Once you’ve slaved away on making an ideal concrete, pushed your game through the hell that can be game development, and come through on the other side with a product with the blessing of the great publishing gods, your game now has the ability to outlive generations and become a mainstay no matter how many consoles come and go.
Heck, it’s why I still dust off my busted game boy to play Donkey Kong, or dig through the nightmare in my attic to find my Nintendo 64 just to play Frogger (#dontjudgeme). Some games really start to gain value the longer time passes with them in your possession, due to equal part replay value, and equal part, “Damn that was a really good game!” However there is really no clear cut way to put a time limit on when a game begins to lose it’s replay value, or how to accurately take that into consideration when your game is both in and out of development.
Fable Legends: shaking up the franchise
The boss of Lionhead studios John Needham recently told GamesIndustry International that they expect their upcoming title Fable Legends to have a 5-10 year lifespan on the Xbox One once it drops, which is a fairly ambitious idea.
In order to do so, Needham states that Fable Legends will make use of the Xbox One’s suite of features and services, such as the cloud.
“This is the next big Fable game that is going to be out for five to ten years so it needs to be big, it needs to be interesting. There needs to be a lot of stuff to do, it needs to integrate all the cloud and Xbox One features so we keep our community alive and growing. So yeah, it’s big and ambitious, but it needs to be because it’s going to be around a long time.”
Incorporating Online Play
The Fable franchise is notable in the sense that it was one of the first RPGS I can vividly remember that literally offered hundreds of choices to the player, complete with rewards and brutal consequences.
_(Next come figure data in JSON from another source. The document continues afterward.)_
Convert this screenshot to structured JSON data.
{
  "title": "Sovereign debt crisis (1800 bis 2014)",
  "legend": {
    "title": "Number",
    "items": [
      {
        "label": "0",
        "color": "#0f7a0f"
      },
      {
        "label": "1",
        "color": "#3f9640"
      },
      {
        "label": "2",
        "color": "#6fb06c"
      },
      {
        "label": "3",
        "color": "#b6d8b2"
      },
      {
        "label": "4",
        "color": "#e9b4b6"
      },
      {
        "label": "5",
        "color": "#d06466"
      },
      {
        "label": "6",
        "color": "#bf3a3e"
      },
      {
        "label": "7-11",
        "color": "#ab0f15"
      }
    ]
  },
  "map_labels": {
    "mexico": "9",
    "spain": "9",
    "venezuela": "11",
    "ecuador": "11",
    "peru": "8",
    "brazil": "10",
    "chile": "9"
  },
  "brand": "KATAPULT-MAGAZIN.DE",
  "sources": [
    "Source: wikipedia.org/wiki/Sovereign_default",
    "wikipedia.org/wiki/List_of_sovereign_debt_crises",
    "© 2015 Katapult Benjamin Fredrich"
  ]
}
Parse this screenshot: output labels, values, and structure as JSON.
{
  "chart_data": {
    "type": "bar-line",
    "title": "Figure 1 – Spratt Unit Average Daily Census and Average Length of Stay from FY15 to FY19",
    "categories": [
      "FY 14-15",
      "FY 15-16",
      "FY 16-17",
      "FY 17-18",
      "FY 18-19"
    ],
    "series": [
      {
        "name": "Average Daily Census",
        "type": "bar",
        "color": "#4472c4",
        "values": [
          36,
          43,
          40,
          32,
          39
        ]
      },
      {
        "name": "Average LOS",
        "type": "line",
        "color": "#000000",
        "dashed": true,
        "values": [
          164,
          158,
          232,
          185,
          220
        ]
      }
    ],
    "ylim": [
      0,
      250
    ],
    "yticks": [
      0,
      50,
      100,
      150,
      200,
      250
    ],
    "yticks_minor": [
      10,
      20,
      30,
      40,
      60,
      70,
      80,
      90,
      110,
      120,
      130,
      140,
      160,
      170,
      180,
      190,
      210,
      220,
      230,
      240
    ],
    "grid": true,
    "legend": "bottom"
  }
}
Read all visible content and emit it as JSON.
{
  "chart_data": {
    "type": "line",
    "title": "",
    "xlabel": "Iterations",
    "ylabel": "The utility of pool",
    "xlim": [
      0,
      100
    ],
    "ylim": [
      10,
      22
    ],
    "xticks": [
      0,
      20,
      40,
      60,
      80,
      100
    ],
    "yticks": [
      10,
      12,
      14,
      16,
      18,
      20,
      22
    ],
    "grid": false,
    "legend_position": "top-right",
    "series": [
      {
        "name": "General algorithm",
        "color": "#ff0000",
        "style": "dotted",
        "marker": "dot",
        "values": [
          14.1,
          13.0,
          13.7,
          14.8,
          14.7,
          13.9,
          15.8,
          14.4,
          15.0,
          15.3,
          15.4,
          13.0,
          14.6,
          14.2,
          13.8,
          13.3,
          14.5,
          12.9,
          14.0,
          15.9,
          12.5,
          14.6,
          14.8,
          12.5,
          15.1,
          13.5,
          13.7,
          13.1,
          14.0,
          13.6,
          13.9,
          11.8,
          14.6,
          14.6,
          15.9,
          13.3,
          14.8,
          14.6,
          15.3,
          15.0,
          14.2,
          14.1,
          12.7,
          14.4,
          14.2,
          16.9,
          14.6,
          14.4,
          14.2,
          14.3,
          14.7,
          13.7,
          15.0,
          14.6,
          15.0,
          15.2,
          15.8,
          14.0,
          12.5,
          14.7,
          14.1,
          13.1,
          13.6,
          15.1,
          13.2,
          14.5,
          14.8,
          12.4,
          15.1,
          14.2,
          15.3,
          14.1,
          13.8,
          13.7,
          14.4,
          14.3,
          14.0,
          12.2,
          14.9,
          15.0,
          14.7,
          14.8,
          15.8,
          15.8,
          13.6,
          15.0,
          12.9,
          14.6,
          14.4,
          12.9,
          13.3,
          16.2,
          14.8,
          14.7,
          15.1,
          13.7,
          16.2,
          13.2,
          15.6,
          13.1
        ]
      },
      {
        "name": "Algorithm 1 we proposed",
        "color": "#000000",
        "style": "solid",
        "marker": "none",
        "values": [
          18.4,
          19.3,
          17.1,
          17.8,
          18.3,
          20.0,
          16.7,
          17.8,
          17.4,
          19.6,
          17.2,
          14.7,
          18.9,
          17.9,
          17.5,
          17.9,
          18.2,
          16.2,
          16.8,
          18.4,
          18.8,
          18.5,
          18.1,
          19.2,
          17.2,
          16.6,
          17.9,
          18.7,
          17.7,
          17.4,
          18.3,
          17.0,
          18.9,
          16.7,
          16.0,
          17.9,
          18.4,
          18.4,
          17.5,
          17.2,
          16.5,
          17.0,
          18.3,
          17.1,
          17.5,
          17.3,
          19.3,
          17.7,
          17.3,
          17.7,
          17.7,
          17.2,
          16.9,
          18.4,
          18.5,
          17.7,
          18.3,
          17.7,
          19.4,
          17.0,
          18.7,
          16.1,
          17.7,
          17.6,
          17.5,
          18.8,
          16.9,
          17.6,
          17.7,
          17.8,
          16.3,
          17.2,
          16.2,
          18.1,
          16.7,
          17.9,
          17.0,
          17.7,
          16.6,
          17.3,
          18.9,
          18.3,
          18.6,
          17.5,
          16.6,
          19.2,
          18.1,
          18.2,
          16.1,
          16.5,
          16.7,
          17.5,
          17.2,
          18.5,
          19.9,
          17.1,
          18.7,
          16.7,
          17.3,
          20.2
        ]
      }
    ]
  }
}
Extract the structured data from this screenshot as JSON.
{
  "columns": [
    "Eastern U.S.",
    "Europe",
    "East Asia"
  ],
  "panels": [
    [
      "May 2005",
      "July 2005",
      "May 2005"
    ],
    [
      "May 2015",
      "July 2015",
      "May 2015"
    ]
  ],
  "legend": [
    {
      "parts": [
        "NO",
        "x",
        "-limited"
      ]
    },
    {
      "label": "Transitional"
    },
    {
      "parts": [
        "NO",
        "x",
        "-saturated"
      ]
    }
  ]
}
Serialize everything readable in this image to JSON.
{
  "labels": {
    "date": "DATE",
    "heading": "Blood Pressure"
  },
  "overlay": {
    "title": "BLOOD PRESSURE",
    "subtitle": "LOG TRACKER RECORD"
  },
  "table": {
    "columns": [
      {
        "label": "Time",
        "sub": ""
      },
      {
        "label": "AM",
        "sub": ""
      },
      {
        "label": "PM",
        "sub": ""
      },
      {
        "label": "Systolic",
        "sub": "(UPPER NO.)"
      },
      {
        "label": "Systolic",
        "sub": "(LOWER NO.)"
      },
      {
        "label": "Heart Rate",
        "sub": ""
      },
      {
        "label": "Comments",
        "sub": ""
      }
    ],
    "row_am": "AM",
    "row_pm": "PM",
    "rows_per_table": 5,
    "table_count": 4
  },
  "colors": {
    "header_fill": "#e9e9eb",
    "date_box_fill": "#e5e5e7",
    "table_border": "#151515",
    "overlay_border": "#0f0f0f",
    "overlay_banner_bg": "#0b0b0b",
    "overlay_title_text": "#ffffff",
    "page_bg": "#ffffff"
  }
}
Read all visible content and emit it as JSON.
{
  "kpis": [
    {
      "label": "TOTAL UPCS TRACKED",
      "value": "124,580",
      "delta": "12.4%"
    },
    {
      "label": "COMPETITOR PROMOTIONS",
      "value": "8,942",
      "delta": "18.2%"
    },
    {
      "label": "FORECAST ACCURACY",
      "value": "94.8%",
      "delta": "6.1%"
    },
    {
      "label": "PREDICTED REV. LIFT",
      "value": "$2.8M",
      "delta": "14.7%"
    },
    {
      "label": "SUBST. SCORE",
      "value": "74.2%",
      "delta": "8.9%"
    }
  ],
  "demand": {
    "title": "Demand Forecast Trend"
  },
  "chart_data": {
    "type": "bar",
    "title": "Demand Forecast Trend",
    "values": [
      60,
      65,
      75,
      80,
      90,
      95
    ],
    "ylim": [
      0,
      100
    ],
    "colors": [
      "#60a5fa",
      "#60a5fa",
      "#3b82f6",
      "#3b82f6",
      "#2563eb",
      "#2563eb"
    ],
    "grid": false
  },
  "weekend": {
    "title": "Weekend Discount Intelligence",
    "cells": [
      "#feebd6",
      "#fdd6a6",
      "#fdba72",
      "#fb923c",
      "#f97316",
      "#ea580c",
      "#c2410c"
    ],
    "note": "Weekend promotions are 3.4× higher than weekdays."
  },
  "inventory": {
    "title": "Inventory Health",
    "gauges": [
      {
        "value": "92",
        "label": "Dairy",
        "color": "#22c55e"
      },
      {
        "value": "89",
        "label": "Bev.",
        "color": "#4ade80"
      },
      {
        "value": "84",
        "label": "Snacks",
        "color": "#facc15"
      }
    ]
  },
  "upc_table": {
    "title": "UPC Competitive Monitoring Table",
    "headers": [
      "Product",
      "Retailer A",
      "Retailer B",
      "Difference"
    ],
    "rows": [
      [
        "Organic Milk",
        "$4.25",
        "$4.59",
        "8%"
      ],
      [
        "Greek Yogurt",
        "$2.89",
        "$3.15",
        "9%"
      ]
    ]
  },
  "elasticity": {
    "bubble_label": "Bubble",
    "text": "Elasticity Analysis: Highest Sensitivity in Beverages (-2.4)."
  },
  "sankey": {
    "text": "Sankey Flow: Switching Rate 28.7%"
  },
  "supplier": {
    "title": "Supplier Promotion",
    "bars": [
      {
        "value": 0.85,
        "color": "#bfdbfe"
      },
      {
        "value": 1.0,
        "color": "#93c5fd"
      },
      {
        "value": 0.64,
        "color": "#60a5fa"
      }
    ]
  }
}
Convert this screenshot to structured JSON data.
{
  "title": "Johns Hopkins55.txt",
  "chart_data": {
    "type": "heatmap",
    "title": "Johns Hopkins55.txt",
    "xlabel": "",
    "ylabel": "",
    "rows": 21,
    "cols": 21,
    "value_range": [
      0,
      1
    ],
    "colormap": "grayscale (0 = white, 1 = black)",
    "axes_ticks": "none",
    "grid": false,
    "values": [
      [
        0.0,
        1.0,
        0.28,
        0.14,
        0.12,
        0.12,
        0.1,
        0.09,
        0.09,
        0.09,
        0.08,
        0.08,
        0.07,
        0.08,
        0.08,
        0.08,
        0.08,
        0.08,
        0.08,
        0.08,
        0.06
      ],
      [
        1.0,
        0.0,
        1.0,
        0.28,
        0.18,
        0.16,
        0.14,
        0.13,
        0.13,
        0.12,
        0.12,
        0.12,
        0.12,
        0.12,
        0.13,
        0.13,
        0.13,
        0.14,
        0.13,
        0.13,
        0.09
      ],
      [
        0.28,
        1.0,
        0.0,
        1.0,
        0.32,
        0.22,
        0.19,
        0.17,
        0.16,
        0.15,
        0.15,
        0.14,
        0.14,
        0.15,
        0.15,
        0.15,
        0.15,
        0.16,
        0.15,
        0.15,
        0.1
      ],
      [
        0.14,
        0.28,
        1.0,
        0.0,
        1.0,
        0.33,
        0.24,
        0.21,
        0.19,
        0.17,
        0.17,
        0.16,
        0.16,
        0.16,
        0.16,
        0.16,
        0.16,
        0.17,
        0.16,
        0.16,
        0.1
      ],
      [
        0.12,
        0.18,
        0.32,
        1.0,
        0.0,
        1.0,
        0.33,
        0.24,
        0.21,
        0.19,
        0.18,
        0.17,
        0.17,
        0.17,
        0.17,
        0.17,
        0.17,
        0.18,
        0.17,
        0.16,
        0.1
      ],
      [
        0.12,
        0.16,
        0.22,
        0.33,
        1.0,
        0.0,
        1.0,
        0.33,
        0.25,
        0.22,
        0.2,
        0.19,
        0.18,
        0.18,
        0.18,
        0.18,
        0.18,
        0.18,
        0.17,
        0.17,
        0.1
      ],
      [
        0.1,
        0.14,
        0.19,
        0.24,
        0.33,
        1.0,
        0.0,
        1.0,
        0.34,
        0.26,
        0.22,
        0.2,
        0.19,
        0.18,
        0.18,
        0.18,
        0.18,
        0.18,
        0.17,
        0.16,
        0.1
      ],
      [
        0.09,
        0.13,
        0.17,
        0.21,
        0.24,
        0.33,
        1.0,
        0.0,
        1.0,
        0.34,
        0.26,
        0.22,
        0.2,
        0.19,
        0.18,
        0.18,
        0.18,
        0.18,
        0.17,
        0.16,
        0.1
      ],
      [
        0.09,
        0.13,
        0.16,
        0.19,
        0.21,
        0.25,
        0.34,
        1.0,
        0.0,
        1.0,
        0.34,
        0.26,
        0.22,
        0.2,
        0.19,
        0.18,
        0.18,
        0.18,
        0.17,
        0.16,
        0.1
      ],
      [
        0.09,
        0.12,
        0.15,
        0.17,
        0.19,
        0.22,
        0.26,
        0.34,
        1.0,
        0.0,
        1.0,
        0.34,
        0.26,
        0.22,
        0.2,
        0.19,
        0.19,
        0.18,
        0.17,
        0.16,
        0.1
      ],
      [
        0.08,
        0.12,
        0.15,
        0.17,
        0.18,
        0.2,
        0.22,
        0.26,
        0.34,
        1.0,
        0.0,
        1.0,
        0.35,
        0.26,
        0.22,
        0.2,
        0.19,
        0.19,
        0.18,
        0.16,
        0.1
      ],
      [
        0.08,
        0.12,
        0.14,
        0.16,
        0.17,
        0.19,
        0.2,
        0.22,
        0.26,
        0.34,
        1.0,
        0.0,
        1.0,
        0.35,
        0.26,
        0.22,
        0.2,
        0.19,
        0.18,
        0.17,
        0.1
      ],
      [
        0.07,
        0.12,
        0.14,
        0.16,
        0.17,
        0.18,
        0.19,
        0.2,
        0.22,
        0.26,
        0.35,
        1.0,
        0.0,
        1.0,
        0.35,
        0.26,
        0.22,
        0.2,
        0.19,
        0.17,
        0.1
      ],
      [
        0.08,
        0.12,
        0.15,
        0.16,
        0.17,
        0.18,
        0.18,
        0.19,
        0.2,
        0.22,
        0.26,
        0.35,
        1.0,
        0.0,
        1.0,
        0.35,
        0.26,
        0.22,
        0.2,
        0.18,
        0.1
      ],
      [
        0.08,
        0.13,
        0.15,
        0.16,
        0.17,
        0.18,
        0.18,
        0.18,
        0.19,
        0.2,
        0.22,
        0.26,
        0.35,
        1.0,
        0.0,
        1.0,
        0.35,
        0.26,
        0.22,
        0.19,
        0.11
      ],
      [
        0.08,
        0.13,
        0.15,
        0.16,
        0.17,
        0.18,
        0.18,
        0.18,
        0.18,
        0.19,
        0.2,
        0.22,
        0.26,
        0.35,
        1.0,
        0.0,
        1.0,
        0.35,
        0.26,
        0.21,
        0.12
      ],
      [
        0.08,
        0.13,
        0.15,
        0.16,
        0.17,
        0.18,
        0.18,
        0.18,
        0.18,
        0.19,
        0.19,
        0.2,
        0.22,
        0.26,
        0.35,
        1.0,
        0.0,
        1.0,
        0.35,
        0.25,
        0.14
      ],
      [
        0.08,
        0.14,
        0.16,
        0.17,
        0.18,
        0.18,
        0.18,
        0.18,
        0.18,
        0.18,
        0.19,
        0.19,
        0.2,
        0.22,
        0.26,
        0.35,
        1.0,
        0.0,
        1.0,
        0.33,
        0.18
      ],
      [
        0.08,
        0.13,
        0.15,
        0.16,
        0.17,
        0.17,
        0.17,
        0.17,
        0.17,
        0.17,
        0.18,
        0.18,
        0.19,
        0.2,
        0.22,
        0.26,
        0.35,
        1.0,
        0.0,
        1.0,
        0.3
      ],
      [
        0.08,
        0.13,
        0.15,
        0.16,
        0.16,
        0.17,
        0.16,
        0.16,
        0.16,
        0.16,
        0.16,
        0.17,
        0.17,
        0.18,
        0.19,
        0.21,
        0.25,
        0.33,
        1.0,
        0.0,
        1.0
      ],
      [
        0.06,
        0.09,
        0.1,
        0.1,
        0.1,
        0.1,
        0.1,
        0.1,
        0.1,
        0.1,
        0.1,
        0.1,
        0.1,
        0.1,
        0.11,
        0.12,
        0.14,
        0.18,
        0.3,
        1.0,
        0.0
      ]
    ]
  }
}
Fable Legends will return to the games roots, and allow players the chance to become a villain, and take three heroes with you on every one of your quests. As of now Lionhead all of this talk has just alluded to the addition of online play, with no details yet on how exactly we can expect that to affect the world of Albion.
“We’re pivoting, we’re taking all of this great Fable talent that we have in the studio….[and] taking classic Fable gameplay and classic Fable lore and bringing it into a next-gen experience on Xbox One…We love games like Dark Souls with these really unique online modes and we really want to play with that in Fable Legends and the other games we’re going to make here.”
Lionhead Studios delayed Fable Anniversary last week for the Xbox 360 until February 2014, and Fable Legends does not yet have a release date.